Resend Skills
PassAudited by ClawScan on May 10, 2026.
Overview
This is a coherent Resend API reference skill, but it uses a sensitive Resend API key and documents powerful email/account actions that users should explicitly control.
This skill appears purpose-aligned for working with Resend. Before installing or using it, use a least-privilege Resend API key, verify the publisher/source if possible, and require explicit approval for real email sends, broadcasts, deletes, API key changes, webhook changes, and enabling automations.
Findings (5)
Artifact-based informational review of SKILL.md, metadata, install specs, static scan signals, and capability signals. ClawScan does not execute the skill or run runtime probes.
A broadly scoped Resend key could allow sending emails or changing account resources if the user or agent performs those actions.
The skill requires a Resend API key, which is expected for the stated API integration but gives the agent delegated authority over the user's Resend account according to that key's permissions.
primaryEnv: RESEND_API_KEY ... description: Resend API key for sending and receiving emails
Use the least-privileged Resend key that supports the task, prefer domain-scoped sending keys when possible, and rotate the key if it is exposed.
If used without careful review, the agent could help send real email campaigns to many contacts.
The skill documents sending broadcasts to audience segments, including a create-and-send shortcut.

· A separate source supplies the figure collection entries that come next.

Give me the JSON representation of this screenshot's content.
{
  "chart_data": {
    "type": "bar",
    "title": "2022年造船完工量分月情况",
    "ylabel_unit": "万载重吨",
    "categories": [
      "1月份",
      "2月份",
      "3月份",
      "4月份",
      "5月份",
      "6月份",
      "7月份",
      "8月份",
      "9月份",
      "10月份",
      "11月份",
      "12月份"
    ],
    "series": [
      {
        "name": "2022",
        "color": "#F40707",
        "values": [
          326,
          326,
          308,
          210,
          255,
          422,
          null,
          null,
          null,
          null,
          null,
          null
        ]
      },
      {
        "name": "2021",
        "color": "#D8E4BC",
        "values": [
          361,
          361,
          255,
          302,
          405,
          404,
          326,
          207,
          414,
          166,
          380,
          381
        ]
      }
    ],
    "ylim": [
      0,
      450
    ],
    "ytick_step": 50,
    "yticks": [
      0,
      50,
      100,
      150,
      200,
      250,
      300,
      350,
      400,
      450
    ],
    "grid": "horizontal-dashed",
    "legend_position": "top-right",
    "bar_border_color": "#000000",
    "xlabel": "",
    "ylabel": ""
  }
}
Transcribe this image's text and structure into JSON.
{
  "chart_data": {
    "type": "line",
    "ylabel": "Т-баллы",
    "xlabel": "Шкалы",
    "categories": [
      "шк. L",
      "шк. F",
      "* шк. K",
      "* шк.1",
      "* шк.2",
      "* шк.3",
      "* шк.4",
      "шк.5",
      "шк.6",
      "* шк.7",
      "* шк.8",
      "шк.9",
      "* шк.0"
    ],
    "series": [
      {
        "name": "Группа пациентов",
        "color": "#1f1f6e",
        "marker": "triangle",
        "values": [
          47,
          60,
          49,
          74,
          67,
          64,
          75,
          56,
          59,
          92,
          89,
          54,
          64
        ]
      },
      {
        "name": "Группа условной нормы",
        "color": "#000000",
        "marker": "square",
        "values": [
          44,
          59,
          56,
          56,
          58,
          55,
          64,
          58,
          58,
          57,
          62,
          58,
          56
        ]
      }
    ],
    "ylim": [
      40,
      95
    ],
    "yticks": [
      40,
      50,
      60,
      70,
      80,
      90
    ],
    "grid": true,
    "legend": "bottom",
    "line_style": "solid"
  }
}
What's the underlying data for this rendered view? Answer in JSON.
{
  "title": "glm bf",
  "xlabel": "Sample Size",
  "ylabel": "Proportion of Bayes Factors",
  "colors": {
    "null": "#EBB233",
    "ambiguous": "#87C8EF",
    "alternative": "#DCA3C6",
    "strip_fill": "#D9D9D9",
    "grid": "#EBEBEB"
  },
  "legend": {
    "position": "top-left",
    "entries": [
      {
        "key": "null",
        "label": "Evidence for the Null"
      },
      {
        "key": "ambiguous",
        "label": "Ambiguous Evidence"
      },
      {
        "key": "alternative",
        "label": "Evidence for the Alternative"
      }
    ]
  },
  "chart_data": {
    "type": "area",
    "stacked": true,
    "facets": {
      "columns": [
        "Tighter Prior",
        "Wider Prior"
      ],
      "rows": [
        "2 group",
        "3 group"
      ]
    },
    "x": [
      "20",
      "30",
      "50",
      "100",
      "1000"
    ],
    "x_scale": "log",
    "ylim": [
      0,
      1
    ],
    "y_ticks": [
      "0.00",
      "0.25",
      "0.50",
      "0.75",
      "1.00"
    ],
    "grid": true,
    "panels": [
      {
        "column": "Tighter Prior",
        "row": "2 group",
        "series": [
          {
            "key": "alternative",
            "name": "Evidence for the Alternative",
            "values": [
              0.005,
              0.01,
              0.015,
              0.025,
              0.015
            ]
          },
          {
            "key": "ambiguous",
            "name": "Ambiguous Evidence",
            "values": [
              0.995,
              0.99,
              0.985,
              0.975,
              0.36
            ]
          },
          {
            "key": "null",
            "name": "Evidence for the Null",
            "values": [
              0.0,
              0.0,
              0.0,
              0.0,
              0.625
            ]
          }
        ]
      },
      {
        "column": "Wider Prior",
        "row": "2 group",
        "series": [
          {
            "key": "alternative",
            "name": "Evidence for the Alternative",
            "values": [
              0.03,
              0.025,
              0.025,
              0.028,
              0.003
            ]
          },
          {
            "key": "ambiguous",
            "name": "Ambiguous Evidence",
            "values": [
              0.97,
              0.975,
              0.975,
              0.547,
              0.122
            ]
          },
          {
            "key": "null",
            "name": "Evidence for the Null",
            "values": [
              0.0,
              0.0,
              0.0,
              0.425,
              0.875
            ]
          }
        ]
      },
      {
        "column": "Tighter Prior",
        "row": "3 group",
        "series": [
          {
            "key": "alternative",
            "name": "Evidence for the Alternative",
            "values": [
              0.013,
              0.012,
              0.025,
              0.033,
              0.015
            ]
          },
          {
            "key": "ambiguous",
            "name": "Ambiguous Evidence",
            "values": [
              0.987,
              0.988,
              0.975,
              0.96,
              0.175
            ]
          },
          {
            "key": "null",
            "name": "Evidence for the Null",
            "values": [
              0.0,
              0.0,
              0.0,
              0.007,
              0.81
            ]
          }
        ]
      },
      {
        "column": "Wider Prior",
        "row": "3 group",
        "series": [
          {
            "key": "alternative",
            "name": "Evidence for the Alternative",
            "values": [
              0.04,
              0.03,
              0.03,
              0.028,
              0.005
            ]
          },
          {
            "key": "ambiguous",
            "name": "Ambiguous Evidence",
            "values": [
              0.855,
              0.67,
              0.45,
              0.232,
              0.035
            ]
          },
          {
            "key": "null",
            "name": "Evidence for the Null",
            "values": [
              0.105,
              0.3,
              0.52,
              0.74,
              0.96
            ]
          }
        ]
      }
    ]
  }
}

This is central to the Resend purpose, but it is a high-impact action.
Send emails to audience segments ... Pass `send: true` on create to skip the separate send call
Confirm recipients, segment IDs, subject/body content, unsubscribe handling, and timing before sending or scheduling broadcasts.
Sensitive Resend payloads could be brought into the agent conversation or local output during debugging.
The skill documents retrieving full API log bodies, which may contain email addresses, subjects, message content, or other sensitive operational data.
Retrieve a specific log to see the full request and response bodies.
Retrieve only the logs needed for the task, avoid sharing secrets or personal data unnecessarily, and treat inbound email/log content as untrusted input.
Enabled automations may keep sending emails or changing contacts after the immediate agent task is finished.
The skill documents provider-side automations that can continue running and mutating contacts or sending emails after creation. This is disclosed and purpose-aligned, but persistent.
Automations are event-driven workflows ... action steps (send email, delay, wait for event, condition, contact update, contact delete, add to segment).
Enable automations only after explicit approval, document their trigger conditions, and know how to stop or delete them.
Users have less registry-backed assurance that this credential-using skill came from the claimed upstream project.
The registry-level source and homepage are not populated, even though the skill text claims Resend provenance. This is a provenance gap, not evidence of malicious behavior.
Source: unknown; Homepage: none
Verify the claimed repository or publisher before running helper code or using high-privilege Resend credentials.